Buffett’s risk aversion made him a great steward of money, but it meant that his investments were confined primarily to safe business. Technological innovations that would alter and improve society were of little interest to him. He spurned Intel and Microsoft while they were growing, and if he had lived in an earlier time, he would have avoided the railroad, the automobile, the airplane. (He once remarked that nobody made money in those stocks.)
Business and life were inseparable for Buffett, and he could not escape his parsimony in personal dealings. He carefully monitored his wife’s allowance for years after he became spectacularly rich, and he excluded an adopted grandchild from his will. He came to charity relatively late, having for many decades hoarded his wealth apart from the odd foray into a cause like population control in Africa or stopping nuclear war, something that is very difficult to finance.
Through Bill Gates, who became his friend in the 1980’s, Buffett came to admire the ideas of Andrew Carnegie, whose The Gospel of Wealth (1889) advised rich men to give everything away. But in disposing of his own money as generously as he has, Buffett has displayed a poverty of imagination. He wrote a colossal check to the Gates Foundation, but provided no real sense of what he thought might be accomplished with it.

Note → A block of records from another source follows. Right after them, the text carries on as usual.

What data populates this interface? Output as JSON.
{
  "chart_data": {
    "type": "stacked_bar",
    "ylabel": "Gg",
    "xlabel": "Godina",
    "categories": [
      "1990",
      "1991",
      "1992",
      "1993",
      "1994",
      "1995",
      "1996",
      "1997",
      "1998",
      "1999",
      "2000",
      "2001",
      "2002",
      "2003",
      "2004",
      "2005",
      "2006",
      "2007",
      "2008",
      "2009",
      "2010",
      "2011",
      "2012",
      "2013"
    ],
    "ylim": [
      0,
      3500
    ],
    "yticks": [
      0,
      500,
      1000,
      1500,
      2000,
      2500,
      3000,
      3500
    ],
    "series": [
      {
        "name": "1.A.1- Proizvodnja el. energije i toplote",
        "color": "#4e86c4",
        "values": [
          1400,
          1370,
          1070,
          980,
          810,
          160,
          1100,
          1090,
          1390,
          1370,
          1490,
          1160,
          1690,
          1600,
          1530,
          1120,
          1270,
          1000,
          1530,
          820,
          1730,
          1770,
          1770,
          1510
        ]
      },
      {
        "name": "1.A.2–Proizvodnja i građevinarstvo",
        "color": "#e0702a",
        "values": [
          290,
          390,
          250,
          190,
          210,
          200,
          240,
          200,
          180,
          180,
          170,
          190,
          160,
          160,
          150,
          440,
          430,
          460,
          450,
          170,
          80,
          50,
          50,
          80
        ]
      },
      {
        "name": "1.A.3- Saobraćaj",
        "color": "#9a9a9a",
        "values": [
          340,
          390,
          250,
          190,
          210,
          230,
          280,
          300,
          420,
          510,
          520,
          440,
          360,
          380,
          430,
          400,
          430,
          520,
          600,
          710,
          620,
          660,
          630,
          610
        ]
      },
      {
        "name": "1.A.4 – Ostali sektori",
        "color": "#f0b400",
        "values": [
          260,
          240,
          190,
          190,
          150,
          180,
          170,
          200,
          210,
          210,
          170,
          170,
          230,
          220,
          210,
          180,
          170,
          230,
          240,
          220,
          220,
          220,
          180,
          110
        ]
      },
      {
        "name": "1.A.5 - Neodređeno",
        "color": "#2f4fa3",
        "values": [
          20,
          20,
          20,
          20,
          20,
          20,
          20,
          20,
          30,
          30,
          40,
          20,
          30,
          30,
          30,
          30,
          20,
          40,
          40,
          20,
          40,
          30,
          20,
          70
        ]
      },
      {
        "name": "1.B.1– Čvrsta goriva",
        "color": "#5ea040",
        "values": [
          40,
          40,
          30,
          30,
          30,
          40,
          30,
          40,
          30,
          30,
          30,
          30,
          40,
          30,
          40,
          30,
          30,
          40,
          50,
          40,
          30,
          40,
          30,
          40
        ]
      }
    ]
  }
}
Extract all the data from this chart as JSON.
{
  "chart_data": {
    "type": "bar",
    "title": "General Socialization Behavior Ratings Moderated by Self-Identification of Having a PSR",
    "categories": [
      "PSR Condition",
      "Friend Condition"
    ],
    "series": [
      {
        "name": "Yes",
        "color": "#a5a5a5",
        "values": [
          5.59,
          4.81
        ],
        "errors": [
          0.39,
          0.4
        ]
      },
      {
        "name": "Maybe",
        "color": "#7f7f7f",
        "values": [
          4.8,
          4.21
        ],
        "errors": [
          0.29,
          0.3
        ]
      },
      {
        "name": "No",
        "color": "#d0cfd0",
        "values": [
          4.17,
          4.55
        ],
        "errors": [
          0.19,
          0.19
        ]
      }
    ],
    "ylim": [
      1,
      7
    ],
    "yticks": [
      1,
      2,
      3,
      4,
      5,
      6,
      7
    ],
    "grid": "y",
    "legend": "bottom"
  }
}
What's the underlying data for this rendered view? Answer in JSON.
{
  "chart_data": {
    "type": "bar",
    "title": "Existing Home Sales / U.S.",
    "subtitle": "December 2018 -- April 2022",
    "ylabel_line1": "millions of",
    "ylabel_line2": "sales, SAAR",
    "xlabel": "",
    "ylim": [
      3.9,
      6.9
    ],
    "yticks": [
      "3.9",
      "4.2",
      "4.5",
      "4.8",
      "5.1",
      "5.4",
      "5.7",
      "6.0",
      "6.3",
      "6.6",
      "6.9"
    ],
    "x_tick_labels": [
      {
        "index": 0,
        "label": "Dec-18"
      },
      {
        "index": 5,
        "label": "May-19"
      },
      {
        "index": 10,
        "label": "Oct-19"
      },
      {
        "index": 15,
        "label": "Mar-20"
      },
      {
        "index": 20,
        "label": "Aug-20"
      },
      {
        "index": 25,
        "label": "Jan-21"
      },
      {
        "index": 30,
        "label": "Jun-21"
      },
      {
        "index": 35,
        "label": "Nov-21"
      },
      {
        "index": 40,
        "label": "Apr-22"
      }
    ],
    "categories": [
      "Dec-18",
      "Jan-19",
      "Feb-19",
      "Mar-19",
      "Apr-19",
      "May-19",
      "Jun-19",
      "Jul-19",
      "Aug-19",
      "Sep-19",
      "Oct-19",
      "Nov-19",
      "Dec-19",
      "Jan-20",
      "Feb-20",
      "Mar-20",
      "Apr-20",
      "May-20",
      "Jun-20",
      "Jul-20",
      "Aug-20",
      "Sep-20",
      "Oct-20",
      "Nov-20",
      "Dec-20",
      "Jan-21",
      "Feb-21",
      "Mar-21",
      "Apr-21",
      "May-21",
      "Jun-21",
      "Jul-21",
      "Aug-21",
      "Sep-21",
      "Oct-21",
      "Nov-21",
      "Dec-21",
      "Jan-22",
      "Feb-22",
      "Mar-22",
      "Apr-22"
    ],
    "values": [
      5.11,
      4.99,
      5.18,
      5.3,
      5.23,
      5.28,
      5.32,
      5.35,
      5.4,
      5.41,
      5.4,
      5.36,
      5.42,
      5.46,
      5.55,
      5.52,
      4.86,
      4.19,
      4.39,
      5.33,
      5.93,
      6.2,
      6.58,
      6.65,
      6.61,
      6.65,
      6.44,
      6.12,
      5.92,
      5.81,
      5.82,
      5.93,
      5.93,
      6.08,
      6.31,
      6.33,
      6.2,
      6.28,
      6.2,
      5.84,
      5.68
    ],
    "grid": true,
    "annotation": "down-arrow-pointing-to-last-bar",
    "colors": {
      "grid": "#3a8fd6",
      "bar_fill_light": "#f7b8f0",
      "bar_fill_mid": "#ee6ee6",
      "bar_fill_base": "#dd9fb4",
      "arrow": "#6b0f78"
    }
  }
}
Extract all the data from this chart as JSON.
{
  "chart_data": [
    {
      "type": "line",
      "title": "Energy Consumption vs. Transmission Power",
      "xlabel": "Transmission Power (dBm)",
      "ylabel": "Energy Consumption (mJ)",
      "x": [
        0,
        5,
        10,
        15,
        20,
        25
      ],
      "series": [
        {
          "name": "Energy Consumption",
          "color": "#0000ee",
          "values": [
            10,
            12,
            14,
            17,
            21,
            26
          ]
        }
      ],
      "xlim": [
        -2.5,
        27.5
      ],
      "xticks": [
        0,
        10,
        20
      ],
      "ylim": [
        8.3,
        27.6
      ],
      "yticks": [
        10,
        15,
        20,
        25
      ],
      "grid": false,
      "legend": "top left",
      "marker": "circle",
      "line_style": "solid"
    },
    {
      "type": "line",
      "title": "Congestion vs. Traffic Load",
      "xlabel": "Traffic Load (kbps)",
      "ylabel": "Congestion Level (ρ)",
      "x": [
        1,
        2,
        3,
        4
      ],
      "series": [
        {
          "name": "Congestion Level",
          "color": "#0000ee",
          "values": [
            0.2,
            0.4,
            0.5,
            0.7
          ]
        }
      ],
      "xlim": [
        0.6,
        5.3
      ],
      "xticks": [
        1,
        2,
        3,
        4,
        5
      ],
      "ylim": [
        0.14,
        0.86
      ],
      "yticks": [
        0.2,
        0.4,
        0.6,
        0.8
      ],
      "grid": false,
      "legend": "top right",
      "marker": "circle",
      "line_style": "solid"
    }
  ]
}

There is no question that Buffett has been a genuinely noble businessman, that he has done more than right by his investors, in part because he has made certain to share the risks he has taken with their money. His honesty, forthrightness, and good sense do seem almost heroic, especially at this moment. But unlike other men of extraordinarily great wealth in American history who have preceded him, who built lasting institutions and made lasting contributions to the public weal, Warren Buffett will, it appears, leave no monument. In the end, no matter how large it becomes, a snowball always melts.